Jusqu’à ce que là-bas le soleil disparaisse
Par-delà l’horizon des coteaux vaporeux,
Un robuste vieillard, par les sillons pierreux
Et revêches et durs, se promène sans cesse.

Dans un bain de lumière où s’annonce le soir,
L’homme puisant à même un sac de toile grise
Va, vient, lance toujours aux baisers de la brise
Le grain qui ne saurait à son œuvre surseoir.
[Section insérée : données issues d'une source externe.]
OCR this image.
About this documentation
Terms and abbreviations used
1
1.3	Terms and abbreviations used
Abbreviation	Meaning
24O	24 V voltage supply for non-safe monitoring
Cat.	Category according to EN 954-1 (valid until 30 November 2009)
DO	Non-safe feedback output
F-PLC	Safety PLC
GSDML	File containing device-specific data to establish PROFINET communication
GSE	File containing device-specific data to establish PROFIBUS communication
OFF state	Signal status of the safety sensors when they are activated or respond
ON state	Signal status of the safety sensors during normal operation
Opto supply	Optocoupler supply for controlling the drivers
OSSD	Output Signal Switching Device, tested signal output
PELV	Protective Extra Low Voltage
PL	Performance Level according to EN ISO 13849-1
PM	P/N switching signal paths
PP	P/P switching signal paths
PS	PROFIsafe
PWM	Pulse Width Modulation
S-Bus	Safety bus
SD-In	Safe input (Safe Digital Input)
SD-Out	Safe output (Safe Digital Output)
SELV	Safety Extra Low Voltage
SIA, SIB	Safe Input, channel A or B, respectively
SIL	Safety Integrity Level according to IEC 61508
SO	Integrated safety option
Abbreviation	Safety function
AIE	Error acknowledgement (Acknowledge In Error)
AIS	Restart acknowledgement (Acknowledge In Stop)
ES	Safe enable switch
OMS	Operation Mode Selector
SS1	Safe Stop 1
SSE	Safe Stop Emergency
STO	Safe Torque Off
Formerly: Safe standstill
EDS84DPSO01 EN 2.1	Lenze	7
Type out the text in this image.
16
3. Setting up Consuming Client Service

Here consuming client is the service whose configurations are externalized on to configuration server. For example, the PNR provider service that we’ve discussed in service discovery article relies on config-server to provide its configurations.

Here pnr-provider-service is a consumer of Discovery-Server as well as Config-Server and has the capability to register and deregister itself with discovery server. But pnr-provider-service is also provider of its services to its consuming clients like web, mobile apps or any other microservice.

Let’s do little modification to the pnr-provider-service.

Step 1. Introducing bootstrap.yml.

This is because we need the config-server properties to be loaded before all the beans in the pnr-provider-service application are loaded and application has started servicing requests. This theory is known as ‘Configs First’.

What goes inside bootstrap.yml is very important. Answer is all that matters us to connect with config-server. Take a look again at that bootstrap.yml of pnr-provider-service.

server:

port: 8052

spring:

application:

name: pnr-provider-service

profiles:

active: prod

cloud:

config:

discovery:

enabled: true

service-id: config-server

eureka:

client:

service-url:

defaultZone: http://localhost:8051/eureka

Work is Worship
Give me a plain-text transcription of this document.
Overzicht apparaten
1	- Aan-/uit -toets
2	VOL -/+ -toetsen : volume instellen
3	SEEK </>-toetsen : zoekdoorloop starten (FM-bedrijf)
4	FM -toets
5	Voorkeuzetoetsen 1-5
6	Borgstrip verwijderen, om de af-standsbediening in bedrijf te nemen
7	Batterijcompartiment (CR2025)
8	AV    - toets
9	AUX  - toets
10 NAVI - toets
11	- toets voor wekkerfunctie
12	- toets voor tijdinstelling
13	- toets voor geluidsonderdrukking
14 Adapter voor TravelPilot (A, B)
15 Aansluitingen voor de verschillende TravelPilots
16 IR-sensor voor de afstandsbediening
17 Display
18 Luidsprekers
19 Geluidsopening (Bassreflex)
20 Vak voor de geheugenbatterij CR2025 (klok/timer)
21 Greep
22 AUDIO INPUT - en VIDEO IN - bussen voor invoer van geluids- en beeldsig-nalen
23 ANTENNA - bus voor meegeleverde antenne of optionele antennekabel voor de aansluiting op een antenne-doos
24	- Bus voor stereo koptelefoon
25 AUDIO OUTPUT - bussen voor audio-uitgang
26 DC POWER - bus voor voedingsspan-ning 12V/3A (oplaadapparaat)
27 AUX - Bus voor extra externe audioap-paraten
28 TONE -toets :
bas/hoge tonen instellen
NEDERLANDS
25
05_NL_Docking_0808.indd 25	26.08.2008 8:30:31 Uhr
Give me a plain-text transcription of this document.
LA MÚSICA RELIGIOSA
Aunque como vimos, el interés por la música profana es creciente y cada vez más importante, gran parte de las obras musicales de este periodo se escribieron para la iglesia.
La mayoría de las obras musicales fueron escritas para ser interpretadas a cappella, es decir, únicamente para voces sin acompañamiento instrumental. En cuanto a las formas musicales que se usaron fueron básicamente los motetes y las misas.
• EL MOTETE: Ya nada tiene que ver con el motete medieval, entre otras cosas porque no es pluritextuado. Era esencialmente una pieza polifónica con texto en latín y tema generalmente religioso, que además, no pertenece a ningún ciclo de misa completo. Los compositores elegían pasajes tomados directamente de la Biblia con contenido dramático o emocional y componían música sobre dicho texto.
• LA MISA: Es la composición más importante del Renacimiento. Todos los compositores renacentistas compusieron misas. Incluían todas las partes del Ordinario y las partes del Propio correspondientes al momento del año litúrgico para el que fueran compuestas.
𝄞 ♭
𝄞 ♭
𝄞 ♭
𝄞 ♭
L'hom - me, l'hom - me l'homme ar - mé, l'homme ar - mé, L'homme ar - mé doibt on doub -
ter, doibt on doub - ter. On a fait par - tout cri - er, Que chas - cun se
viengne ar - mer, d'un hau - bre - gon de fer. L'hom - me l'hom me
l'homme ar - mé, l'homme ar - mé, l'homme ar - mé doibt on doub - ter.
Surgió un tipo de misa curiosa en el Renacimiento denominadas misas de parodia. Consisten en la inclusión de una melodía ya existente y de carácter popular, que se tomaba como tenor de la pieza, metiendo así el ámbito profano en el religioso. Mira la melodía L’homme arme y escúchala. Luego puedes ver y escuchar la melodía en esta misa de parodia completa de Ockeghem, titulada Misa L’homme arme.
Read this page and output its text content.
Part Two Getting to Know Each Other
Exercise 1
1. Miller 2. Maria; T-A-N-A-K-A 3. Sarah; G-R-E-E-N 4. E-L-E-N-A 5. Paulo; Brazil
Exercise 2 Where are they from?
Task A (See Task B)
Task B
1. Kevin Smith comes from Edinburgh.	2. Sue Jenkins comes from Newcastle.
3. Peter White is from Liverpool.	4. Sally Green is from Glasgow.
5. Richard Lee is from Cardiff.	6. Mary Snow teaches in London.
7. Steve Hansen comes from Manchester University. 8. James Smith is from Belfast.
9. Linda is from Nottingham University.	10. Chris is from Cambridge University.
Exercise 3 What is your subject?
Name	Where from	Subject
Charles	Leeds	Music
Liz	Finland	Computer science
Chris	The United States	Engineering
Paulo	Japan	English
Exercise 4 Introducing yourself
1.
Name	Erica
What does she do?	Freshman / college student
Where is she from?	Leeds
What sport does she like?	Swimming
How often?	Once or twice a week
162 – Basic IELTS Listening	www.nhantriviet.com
Et dès que dans sa fosse étroite et peu profonde
A chu le blé vermeil des futures moissons,
Les merles, aux aguets, s’échappent des buissons,
Et becquettent, craintifs, dans la glèbe féconde.

Suivant de quelques pas à peine le semeur,
Sur la herse courbé, son fils guide sa marche.
Aiguillonnant les bœufs dont l’ombre se détache
Plus vague en l’infini d’un beau jour qui se meurt.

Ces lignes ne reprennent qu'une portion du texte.